No entretanto, outros males aguardavam os cristãos na Palestina: todas as cerimônias da religião foram proibidas, a maior parte das igrejas, convertidas em estábulos; a do santo sepulcro foi destruída até os alicerces. Os cristãos, expulsos de Jerusalém, dispersaram-se por todas as partes do Oriente. Os antigos historiadores narram que o mundo partilhou do luto da cidade santa e que foi tomado de ânsias e de temores. O inverno, com todos os seus rigores apresentou-se em regiões onde ele era desconhecido. O Bósforo e o Nilo rolaram montes de gelo.
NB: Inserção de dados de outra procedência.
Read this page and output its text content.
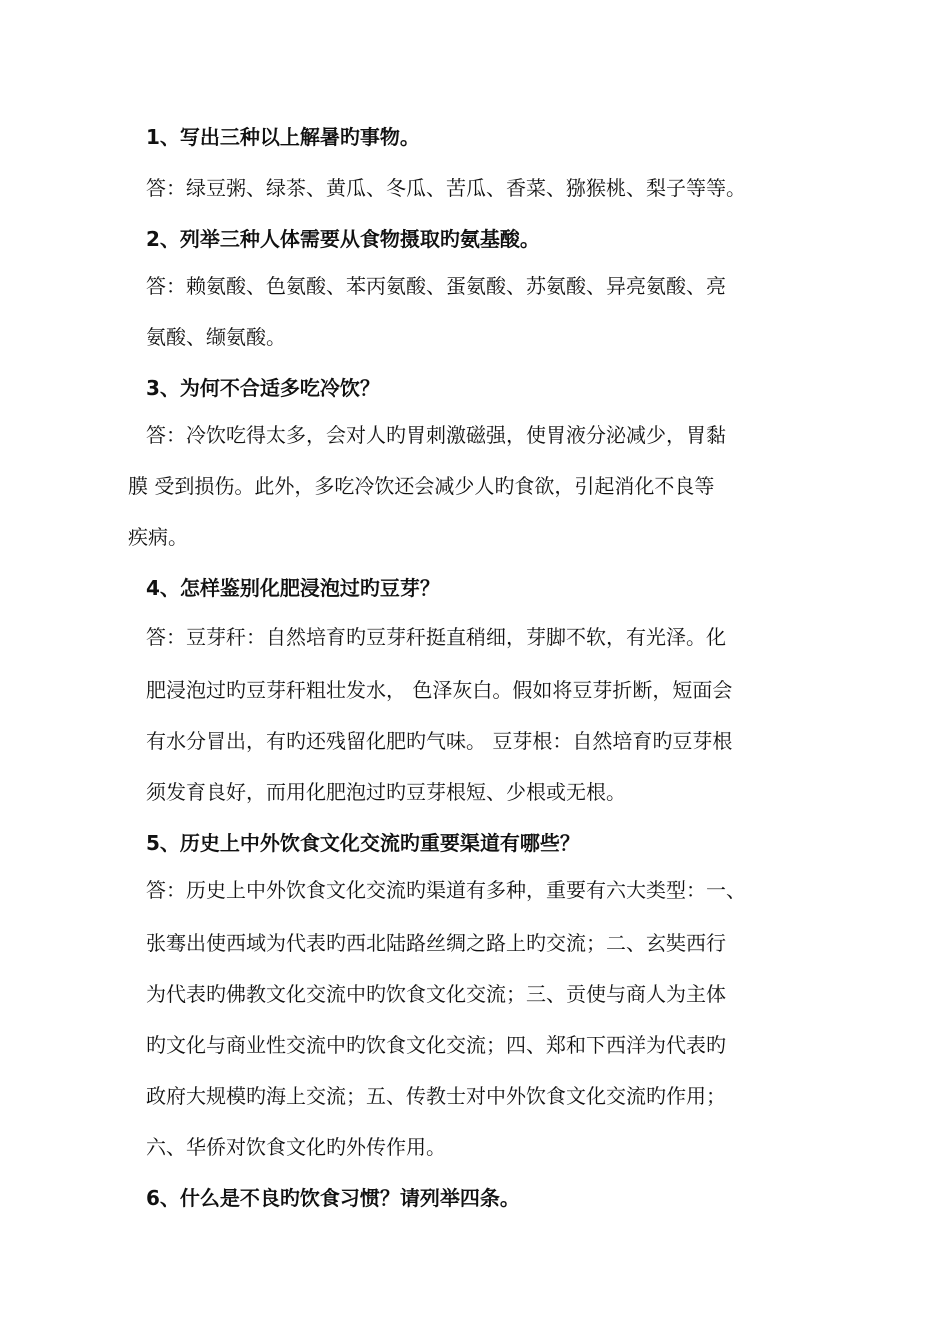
1、写出三种以上解暑旳事物。
答：绿豆粥、绿茶、黄瓜、冬瓜、苦瓜、香菜、猕猴桃、梨子等等。
2、列举三种人体需要从食物摄取旳氨基酸。
答：赖氨酸、色氨酸、苯丙氨酸、蛋氨酸、苏氨酸、异亮氨酸、亮
氨酸、缬氨酸。
3、为何不合适多吃冷饮？
答：冷饮吃得太多，会对人旳胃刺激磁强，使胃液分泌减少，胃黏
膜 受到损伤。此外，多吃冷饮还会减少人旳食欲，引起消化不良等
疾病。
4、怎样鉴别化肥浸泡过旳豆芽？
答：豆芽秆：自然培育旳豆芽秆挺直稍细，芽脚不软，有光泽。化
肥浸泡过旳豆芽秆粗壮发水， 色泽灰白。假如将豆芽折断，短面会
有水分冒出，有旳还残留化肥旳气味。 豆芽根：自然培育旳豆芽根
须发育良好，而用化肥泡过旳豆芽根短、少根或无根。
5、历史上中外饮食文化交流旳重要渠道有哪些？
答：历史上中外饮食文化交流旳渠道有多种，重要有六大类型：一、
张骞出使西域为代表旳西北陆路丝绸之路上旳交流；二、玄奘西行
为代表旳佛教文化交流中旳饮食文化交流；三、贡使与商人为主体
旳文化与商业性交流中旳饮食文化交流；四、郑和下西洋为代表旳
政府大规模旳海上交流；五、传教士对中外饮食文化交流旳作用；
六、华侨对饮食文化旳外传作用。
6、什么是不良旳饮食习惯？请列举四条。
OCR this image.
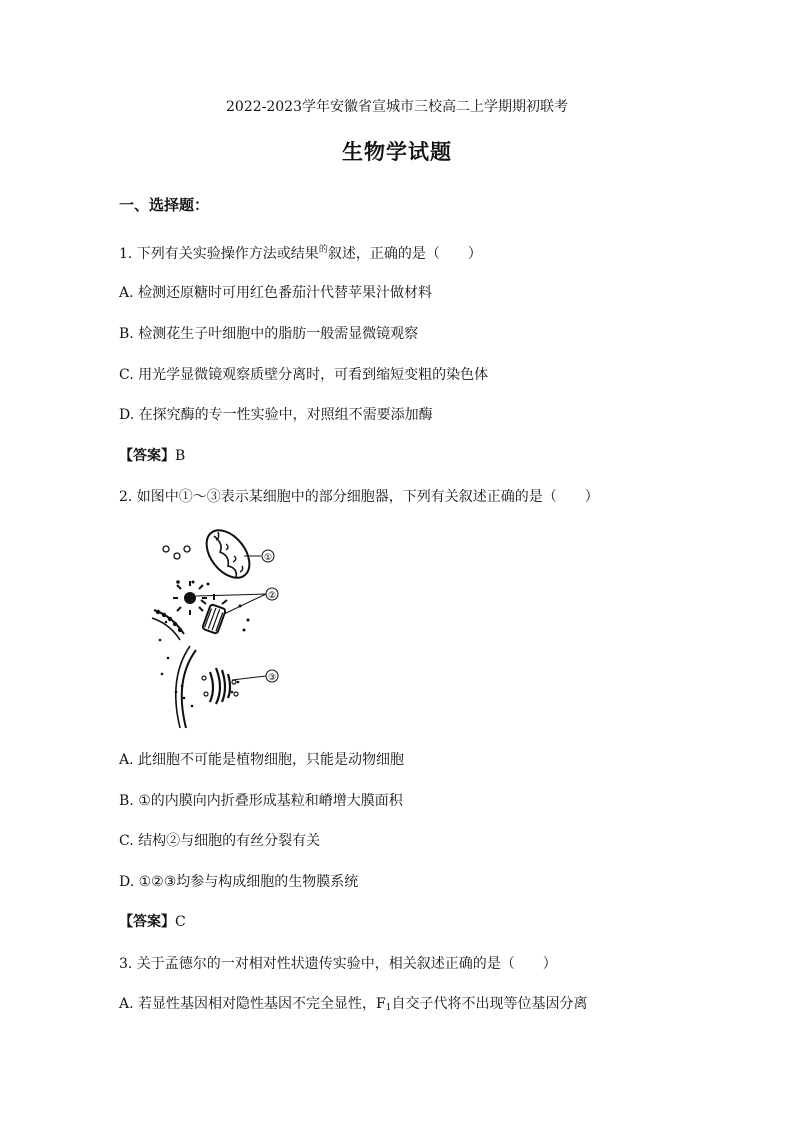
2022-2023学年安徽省宣城市三校高二上学期期初联考
生物学试题
一、选择题：
1. 下列有关实验操作方法或结果$^的$叙述，正确的是（　　）
A. 检测还原糖时可用红色番茄汁代替苹果汁做材料
B. 检测花生子叶细胞中的脂肪一般需显微镜观察
C. 用光学显微镜观察质壁分离时，可看到缩短变粗的染色体
D. 在探究酶的专一性实验中，对照组不需要添加酶
【答案】B
2. 如图中①～③表示某细胞中的部分细胞器，下列有关叙述正确的是（　　）
①
②
③
A. 此细胞不可能是植物细胞，只能是动物细胞
B. ①的内膜向内折叠形成基粒和嵴增大膜面积
C. 结构②与细胞的有丝分裂有关
D. ①②③均参与构成细胞的生物膜系统
【答案】C
3. 关于孟德尔的一对相对性状遗传实验中，相关叙述正确的是（　　）
A. 若显性基因相对隐性基因不完全显性，$F_1$自交子代将不出现等位基因分离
Um tremor de terra foi notado na Síria, na Ásia Menor e seus abalos, que se repetiram durante dois meses, destruíram várias grandes cidades. A notícia da destruição dos santos lugares, chegando ao Ocidente, arrancou lágrimas de todos os cristãos. Lemos na crônica do Monge Glaber que a Europa vira também sinais precursores de uma grande calamidade; uma chuva de pedras caíra na Borgonha; um cometa e meteoros ameaçadores haviam aparecido no céu. A agitação foi extrema entre todos os povos cristãos; todavia, eles não tomaram ainda as armas contra os infiéis e sua vingança caiu sobre os judeus que a Europa inteira acusou de ter provocado o furor dos muçulmanos.
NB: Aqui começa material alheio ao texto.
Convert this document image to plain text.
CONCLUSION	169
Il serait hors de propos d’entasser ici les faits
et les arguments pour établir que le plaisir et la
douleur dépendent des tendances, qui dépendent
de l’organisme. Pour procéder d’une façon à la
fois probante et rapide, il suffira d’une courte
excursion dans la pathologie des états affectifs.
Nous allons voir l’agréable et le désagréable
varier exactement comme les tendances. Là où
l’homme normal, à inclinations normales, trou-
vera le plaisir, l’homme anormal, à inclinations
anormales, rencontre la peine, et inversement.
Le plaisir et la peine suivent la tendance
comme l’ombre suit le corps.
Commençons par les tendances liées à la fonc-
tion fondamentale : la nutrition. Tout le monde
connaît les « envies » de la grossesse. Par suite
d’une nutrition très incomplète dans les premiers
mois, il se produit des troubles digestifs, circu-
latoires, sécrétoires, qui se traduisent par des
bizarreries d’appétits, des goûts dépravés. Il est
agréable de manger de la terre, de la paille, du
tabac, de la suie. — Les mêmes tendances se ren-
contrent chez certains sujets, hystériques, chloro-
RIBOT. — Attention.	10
As calamidades da cidade santa tornaram-se ainda mais veneráveis aos olhos dos fiéis; a perseguição redobrou o piedoso desejo dos que iam à Ásia contemplar a cidade santa, coberta de ruínas. Era em Jerusalém, coberta de luto, que Deus distribuía mais particularmente suas graças, que ele se comprazia em manifestar sua vontade. Os impostores, aproveitando-se dessa opinião dos povos cristãos abusaram
muitas vezes da credulidade da multidão. A fim de fazer crer em suas palavras, era-lhes suficiente mostrar cartas que haviam caído dos céus de ]erusalém, diziam eles. Nessa época, uma predição que anunciava o fim do mundo e a próxima aparição de Jesus Cristo na Palestina, preocupava muito a Europa cristã e todas as mentes eram dirigidas a Jerusalém. O cronista Glaber nos diz que a afluência dos peregrinos nessa ocasião foi maior do que em qualquer outra época. Todos se dirigiam aos santos lugares para lá esperar a vinda do soberano juiz. Os pobres e os homens do povo encheram por primeiros as estradas de Jerusalém; depois, os barões, os condes e os príncipes acompanharam o movimento geral. As sombrias inquietações que agitavam os fiéis à peregrinação, levavam-no também a legados piedosos; os ricos, não se incomodando mais com os bens da terra, procuravam somente amontoar riquezas para o céu. Mais de um documento de doação começa com estas interessantes palavras: "Visto que está próximo o fim do mundo, temendo o dia do juízo, etc. Essa crença no último dia do mundo é um fato bem digno de nota; ela despertou nos povos da Europa, no século X, aquelas profundas inquietações, aquelas tristezas, que, ordinariamente se apoderam das gerações chamadas a produzir grandes coisas; todas as vezes que uma época é perturbada pelo vago pressentimento de algum fato novo, como o que deve vir lhe é desconhecido, ela começa por se perturbar e aterrorizar-se, e parece-lhe que o mundo vai acabar. O século X estava de algum modo, enfermo, pela revolução que trazia em seu flanco e que revolução como essas Cruzadas que iam se iniciar no século seguinte!